Fun fact: a switchblade against your throat is a really fast way to sober up.
I live uptown in a peaceful little nook of Washington Heights. We are not the tourist destination of New York City, we’re not even on the double decker tour bus map. Seriously, those maps curve off at 135th St, there’s some water, and then boom, Yankee Stadium. We are that geographically irrelevant. So the people in my neighborhood actually live there. I know my neighbors. I know the shop owners in the area and they know me. It’s crazy, but people do things in my neighborhood like say, “good morning.” I love my safe quiet corner of this island.
A few years back, my husband went out town and I’d have the place to myself for a week. That first night he was away I made plans to do whatever the hell I wanted. I met up with friends for a few of liters of vodka.
At the end of the night, I poured myself out of a cab and teetered to the front door of my building. I noticed a man walking behind me and since there’s not a damn thing to do in my neighborhood, he was likely a neighbor I hadn’t met yet.
I did the polite neighborly thing and held the door for him. He smiled warmly and thanked me and I wandered over to the mailboxes. While crouched down, doing the one-eye drunk thing trying to get the damn key into the hole, I suddenly felt the weight of someone on my back and cold metal against my neck. It was my neighbor, or as it turned out, some stranger I willingly invited into my building. As he pressed me against the wall and tugged at my purse, I thought you’re barkin up the wrong tree, I never carry cash. My wallet had a smattering of gift cards from the previous Christmas and whopping eleven dollars.
I had lived in the city for fifteen years at that point and expected eventually I’d get mugged. It can happen to anyone, but physically I’m not a small human being so I envisioned being like those women you see on elevator footage who flip their attacker over onto the ground. Makes perfect sense because I have absolutely zero training in martial arts. Instead, I was completely submissive and handed over everything.
I spent the night at the local precinct where a small army of cops questioned me. I could tell they knew I had been drinking, so I felt like this was my fault. Eventually around 6am they said I was free to go and drove me home.

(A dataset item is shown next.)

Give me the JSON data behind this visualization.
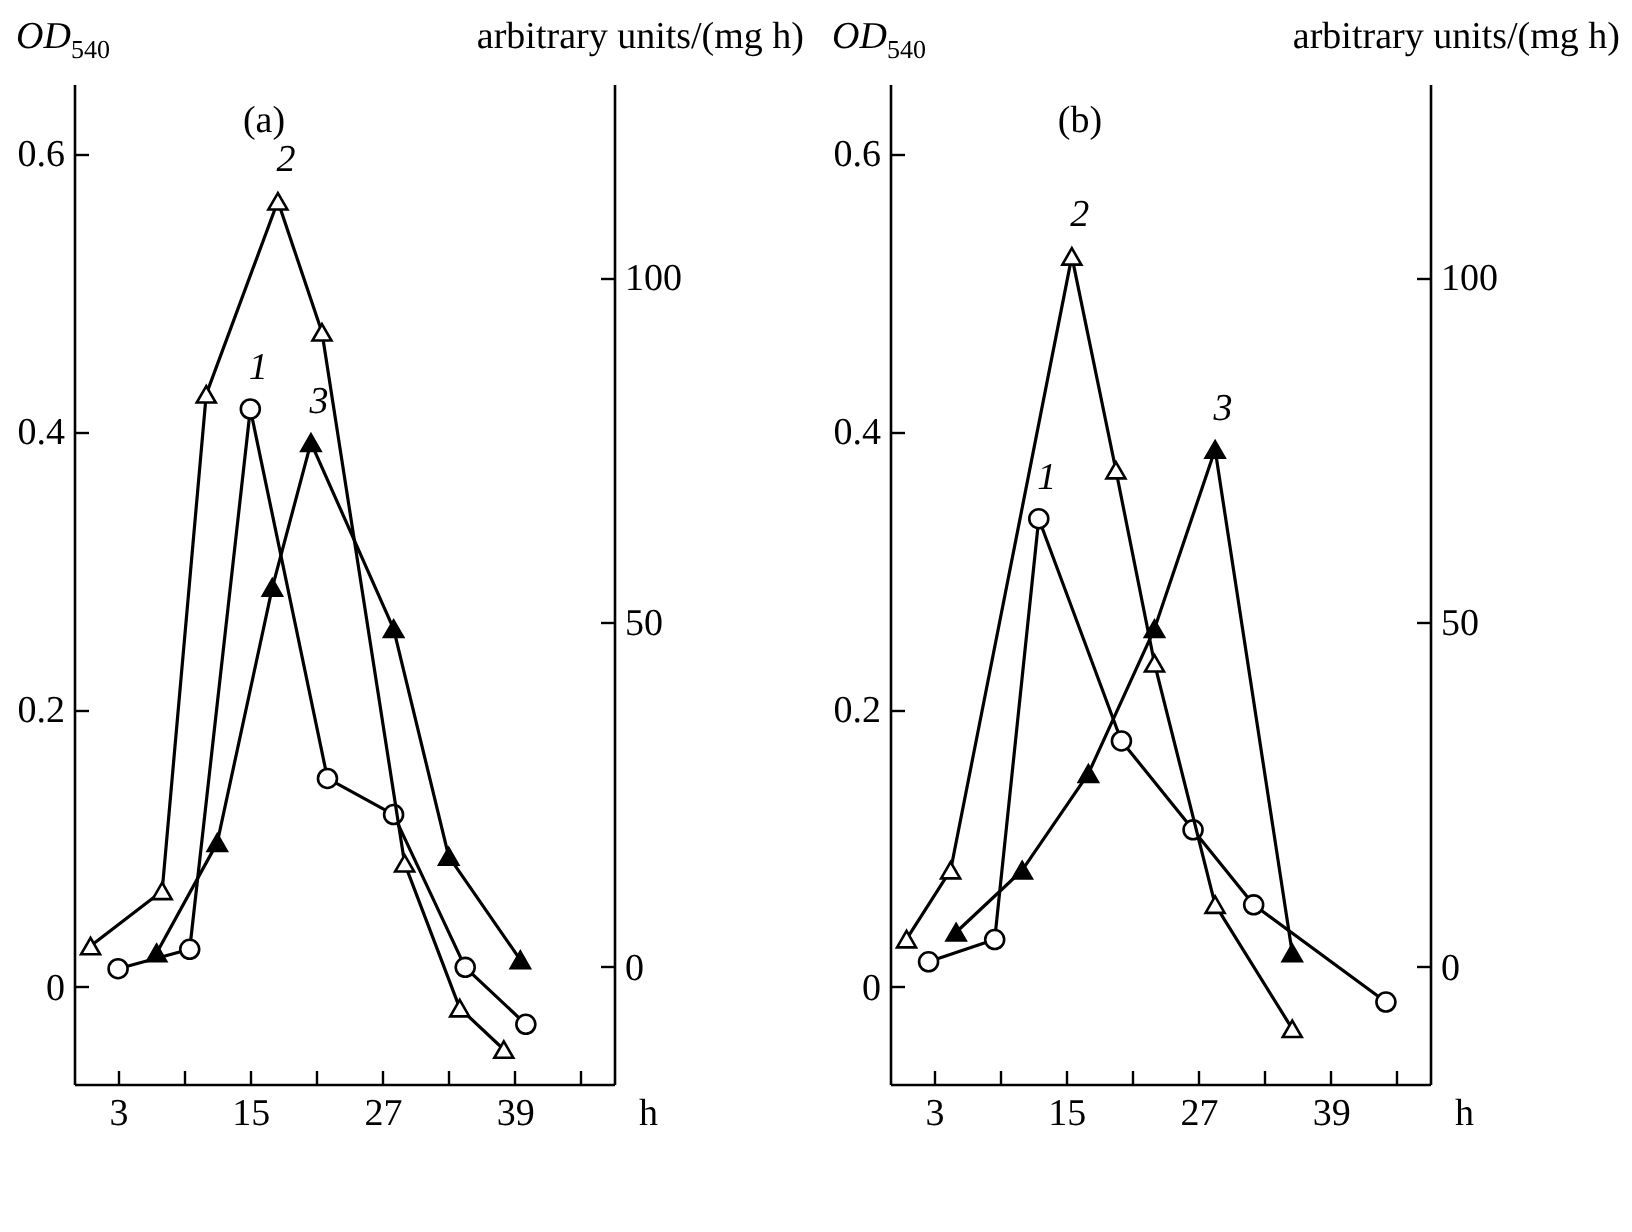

In the coming weeks, I replaced my purse and my wallet. My phone, my driver’s license, insurance card, credit card, debit card, bought new stamps, lipstick, chapstick, travel toothbrush, sunglasses, started fresh with the punch card from my favorite coffee place, new Metrocard, new work ID. The whole thing cost me much more than the $11 that guy got away with. It changed my relationship, my husband now wanted to know where I was and if I was safe. I felt like he was treating me like a child, but he was just so scared it would happen again. I now looked over my shoulder, never fully at ease. It cost me my sense of trust in my neighborhood, in my home.
A year passed, I got home one night and found an envelope shoved under my front door. Inside was a rotted weather-beaten driver’s license. I could barely make it out, the address was completely worn away, but the face on that license was mine. And the note inside said, Sarah Sweeney if you still live here, call us at this number.
I freaked out, pacing my living room trying to think of why someone would contact me like this. If there’s a Mugger Playbook this was the ultimate long game! He got his initial $11 and Old Navy gift card and now he’s checking my address to get $11 more dollars and perchance a gift card to… Banana?
But, I called the number because I mean, c’mon.
A middle aged sounding guy picked-up.
Hi, um, you left my driver’s license?
He handed the phone to someone else in the room and this confident tiny voice got on, “Hello?! Are you Sarah Sweeney? I’m Danielle! Me and my sister found your purse in the woods!! It was gross we left it there, but we have your wallet! Are you OK? Is it really you?!”
I could tell she was jumping up and down as she spoke.
She and her younger sister made a proper excavation project of my wallet, carefully unfolding wet receipts and bits of paper that endured the elements for the last year, drying them, and piecing together the clues to find me and return my wallet and everything inside. I was completely awestruck. They were giving me a sense of relief. They were giving me closure.
I asked her, “how can I repay you?”
“Hang on!” She pulled the phone away and conferenced with her sister; I then pulled the phone away from my ear because all I heard was the piercing sound of “ICE CREAM!!!!!”
Twenty minutes later, I was at their door. I handed over a bag of ice cream, half a dozen flavors. And these two little girls handed over my wallet and a renewed sense of humanity.
[I told this story on 8/25/16 at The Moth in Harlem’s National Black Theater.]